Severity rates a defect in terms of its impact on the software under test (SUT) and/or on its environment; Priority (a.k.a URGENCY or CRITICALITY) rates it in terms of its impact on human stakeholders (the customer, users, developers, testers …).

A common (rather subjective) scale of SEVERITY goes like this (sometimes the numbers are reversed):

1. Critical - The defect results in the termination of the complete SUT or one or more component applications of the SUT (or of associated software such as the operating system), and/or causes extensive corruption of stored data. The failed function is unusable and there is no acceptable alternative method to achieve the required results.

2. Major - The defect results in the termination of the complete SUT or one or more component applications of the SUT (or of associated software such as the operating system), or causes extensive corruption of stored data; but although the failed function is unusable, there exists an acceptable alternative method to achieve the required results.

3. Moderate - The defect does not result in a termination, but causes the system to produce incorrect, incomplete, or inconsistent results, or the defect impairs the systems usability.

4. Minor - The defect does not result in a termination, and does not impair usability, and the desired processing results are easily obtained by working around the defect.

5. Cosmetic - The defect is the result of non-conformance to a standard, is related to the aesthetics of the system, or is a request for an enhancement. Defects at this level may be deferred or even ignored.

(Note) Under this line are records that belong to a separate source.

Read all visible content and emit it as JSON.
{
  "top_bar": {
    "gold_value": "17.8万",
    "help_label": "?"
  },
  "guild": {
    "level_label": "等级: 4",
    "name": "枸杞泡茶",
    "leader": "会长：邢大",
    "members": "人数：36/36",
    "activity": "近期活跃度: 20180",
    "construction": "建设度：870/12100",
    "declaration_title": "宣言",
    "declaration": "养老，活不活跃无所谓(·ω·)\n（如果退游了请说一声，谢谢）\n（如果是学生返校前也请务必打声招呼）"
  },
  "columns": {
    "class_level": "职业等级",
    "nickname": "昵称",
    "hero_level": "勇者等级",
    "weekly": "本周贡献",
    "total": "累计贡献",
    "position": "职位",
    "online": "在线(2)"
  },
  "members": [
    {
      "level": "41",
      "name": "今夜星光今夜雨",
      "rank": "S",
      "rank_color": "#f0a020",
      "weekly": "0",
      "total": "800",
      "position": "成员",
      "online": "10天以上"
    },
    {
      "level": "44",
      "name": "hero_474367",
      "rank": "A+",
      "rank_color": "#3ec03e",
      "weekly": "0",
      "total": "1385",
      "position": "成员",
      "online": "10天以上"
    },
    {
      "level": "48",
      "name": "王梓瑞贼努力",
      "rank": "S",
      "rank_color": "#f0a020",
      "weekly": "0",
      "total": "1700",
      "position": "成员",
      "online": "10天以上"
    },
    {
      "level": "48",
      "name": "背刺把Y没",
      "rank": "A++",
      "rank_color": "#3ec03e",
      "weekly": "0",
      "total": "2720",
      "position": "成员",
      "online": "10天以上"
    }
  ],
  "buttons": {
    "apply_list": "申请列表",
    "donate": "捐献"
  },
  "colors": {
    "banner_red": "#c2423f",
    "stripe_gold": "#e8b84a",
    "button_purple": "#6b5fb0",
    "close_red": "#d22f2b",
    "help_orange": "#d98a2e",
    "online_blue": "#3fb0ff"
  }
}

PRIORITY will be partially based on Severity, but should take into account other factors such as the frequency with which the defect results in failure, the degree of “visibility” of failure (e.g., how many users it will affect, with what impact on their work, and whether it will be visible to external
customers), and project-related factors such as the impact on continued development or testing.

A commonly-used scale of PRIORITY reads:

1. Resolve Immediately - Further development and/or testing cannot occur until the defect has been repaired. The system cannot be used until the repair has been effected.

2. Give High Attention - The defect must be resolved as soon as possible because it is impairing development/and or testing activities. System use will be severely affected until the defect is fixed.

3. Normal Queue - The defect should be resolved in the normal course of development activities. It can wait until a new build or version is created.

4. Low Priority - The defect is an irritant which should be repaired, but repair can be deferred until after more serious defect have been fixed.

5. Suspend - The defect repair can be put off indefinitely. It can be resolved in a future major system revision or not resolved at all.